The friend I was staying with in Rhodes has a house there more by default than design. He did some deal with a Greek entrepreneur and instead of being paid cash his partner wondered if he'd settle for a four-bedroomed villa 10 miles north of Lindos, not far from Anthony Quinn Bay. They filmed The Guns of Navarone in Rhodes, and this was the star's favourite beach: you can only reach it by boat. Other peoples' idols - like other peoples' children and other peoples' holiday snaps - are deeply uninteresting so I shall not dwell on my three days in paradise save to say that we swam, lay on rocks, ate buckets of calamari and drunk gallons of retsina.

If I were Judith Chalmers I'd bind on about the narrow cobbled streets in the picturesque old town bustling with local traders selling their colourful wears. The last time I dealt with a colourful local trader in a narrow street was in Esfahan. He was trying to charge me an outrageous price for a not very antique Persian wall hanging. Listen, I told him, I could get that cheaper in London. "Not at Harvey Nichols," he said. He spoke perfect English. Did he know London then? Yes of course he did, he was educated at Harrow.

Now for the nightmare. Two of the other house guests who had been there for a week had come out on a charter from Gatwick. Their flight home was at 5am on Sunday, mine was at 7am, so we shared a taxi. The airport was seething. Between 4am and 5.45am there were six flights to Manchester, five to Gatwick, three to Sunderland, two to Birmingham and one to Glasgow.

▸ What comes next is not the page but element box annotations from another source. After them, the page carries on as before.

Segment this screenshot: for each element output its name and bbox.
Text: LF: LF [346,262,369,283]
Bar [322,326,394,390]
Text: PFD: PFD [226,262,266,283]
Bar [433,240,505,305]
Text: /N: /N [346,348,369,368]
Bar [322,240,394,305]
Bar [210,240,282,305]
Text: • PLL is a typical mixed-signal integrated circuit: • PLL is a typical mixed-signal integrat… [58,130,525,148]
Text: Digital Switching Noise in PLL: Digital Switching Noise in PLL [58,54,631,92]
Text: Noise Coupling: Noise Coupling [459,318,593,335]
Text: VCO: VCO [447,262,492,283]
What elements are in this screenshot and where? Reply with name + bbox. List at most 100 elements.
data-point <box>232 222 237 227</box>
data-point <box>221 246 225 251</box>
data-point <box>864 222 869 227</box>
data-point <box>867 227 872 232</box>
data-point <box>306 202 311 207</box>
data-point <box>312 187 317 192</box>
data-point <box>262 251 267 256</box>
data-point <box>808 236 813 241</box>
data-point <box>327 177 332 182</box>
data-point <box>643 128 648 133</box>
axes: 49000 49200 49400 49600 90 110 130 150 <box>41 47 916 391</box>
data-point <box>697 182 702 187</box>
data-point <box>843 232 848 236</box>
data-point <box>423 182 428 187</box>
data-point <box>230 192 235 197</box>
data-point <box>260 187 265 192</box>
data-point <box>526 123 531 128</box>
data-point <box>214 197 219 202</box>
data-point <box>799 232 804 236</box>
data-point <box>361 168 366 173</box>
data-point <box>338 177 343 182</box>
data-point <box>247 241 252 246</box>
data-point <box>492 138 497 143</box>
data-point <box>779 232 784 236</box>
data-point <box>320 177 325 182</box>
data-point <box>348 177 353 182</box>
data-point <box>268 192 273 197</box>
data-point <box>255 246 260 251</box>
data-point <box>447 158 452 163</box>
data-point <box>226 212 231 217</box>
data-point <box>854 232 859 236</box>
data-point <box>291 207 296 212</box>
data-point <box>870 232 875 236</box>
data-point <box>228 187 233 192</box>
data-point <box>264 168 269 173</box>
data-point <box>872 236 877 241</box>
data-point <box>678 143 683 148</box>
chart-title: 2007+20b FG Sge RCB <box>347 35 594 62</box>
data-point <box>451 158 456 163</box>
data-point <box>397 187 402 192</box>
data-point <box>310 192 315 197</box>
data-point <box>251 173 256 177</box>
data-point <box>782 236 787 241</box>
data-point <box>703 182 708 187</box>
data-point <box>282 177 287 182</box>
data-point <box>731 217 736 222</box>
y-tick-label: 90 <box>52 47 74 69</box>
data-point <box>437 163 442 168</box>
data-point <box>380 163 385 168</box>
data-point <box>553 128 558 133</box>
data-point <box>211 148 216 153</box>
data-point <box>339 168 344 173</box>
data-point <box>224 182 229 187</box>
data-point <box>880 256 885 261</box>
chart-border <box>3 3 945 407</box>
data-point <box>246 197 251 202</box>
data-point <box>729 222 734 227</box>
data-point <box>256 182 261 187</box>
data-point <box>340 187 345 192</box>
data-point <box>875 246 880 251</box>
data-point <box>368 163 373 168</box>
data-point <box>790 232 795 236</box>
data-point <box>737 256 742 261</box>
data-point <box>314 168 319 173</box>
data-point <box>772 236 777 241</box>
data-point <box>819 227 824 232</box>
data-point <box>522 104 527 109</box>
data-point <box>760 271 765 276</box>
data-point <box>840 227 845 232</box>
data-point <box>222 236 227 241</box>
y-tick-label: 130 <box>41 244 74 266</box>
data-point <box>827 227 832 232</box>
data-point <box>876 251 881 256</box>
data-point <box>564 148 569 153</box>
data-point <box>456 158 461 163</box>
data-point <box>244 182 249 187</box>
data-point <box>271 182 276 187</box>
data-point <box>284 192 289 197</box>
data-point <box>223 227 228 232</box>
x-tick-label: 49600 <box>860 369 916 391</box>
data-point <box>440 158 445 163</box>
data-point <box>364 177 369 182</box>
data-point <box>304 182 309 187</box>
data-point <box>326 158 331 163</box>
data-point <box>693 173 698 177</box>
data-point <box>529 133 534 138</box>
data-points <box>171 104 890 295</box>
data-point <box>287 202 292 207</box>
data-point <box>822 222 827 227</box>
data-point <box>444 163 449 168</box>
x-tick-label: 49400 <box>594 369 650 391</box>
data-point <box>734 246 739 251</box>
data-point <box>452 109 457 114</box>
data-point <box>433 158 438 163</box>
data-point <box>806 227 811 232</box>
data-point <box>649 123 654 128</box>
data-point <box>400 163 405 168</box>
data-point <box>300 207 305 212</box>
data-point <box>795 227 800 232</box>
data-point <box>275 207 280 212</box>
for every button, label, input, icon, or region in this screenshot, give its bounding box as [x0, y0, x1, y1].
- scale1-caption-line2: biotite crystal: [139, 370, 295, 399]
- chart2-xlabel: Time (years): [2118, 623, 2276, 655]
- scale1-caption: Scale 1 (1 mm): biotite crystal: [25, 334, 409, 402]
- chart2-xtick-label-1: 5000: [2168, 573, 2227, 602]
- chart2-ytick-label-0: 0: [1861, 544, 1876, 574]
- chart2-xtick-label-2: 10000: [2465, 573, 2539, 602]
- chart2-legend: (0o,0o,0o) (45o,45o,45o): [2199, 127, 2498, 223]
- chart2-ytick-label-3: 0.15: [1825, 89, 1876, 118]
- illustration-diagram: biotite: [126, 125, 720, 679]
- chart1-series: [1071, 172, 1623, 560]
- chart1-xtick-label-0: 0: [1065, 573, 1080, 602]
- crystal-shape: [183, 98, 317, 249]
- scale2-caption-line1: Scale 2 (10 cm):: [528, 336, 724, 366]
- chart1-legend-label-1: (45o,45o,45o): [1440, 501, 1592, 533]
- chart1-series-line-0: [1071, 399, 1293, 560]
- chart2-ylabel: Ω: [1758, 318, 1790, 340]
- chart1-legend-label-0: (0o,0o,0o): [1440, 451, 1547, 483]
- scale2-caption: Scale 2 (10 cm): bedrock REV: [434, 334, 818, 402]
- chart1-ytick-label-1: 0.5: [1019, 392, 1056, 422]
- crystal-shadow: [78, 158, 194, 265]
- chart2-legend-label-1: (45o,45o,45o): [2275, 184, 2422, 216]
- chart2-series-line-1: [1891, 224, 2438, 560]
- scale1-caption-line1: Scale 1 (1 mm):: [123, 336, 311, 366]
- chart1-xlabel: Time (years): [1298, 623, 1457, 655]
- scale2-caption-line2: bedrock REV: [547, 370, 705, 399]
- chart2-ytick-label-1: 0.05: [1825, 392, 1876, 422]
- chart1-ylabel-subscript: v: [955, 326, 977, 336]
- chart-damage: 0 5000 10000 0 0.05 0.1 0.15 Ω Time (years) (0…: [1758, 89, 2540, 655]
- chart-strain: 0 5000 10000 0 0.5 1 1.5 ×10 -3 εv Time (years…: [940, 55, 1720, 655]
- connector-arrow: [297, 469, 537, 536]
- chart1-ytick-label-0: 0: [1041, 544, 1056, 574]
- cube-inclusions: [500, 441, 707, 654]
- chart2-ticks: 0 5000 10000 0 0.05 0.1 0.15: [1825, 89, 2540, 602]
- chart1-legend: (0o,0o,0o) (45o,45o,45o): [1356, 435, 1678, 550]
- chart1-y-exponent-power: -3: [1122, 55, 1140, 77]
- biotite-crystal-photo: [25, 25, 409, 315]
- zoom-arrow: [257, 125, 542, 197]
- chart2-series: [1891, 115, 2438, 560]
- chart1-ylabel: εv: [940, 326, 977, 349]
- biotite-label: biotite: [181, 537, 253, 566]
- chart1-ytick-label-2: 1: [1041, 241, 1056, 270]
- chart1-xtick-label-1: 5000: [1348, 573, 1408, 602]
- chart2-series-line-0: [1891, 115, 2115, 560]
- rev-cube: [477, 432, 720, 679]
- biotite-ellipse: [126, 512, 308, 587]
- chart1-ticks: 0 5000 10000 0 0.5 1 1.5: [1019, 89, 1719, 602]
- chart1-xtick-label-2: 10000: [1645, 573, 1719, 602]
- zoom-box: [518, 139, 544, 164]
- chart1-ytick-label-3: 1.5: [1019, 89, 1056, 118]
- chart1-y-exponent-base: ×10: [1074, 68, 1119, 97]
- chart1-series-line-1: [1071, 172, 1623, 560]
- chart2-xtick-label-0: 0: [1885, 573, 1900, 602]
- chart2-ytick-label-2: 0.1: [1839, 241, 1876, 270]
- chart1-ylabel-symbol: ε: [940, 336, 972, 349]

There were leviathan queues at every check-in, most of whose male occupants were horizontal. Girls in lurex shorts and white stiletto sandals vainly implored them to get up off their bums and help shift the bleedin' suitcases but their partners remained supine, sullen and impressively abusive for such an early hour. These were some of the thousands of young singles who flock to Falaraki every summer which - together with Ag Nic in Crete, Kvos in Corfu and Kardamena in Kos - now attract more fun-loving Brits than all the Spanish Costas rolled into one. You couldn't blame them for being drunk. They'd had to check out of their hotels at noon, and what else was there to do until 5am.

It was the special queue for wheelchairs I felt sorry for. It was not going anywhere fast because most of the people pushing the wheelchairs were also lying senseless on the ground. "Save your sympathy," said my friend, "the people in the wheelchairs are as sozzled as their minders.

"Well, at least they can't plead discrimination."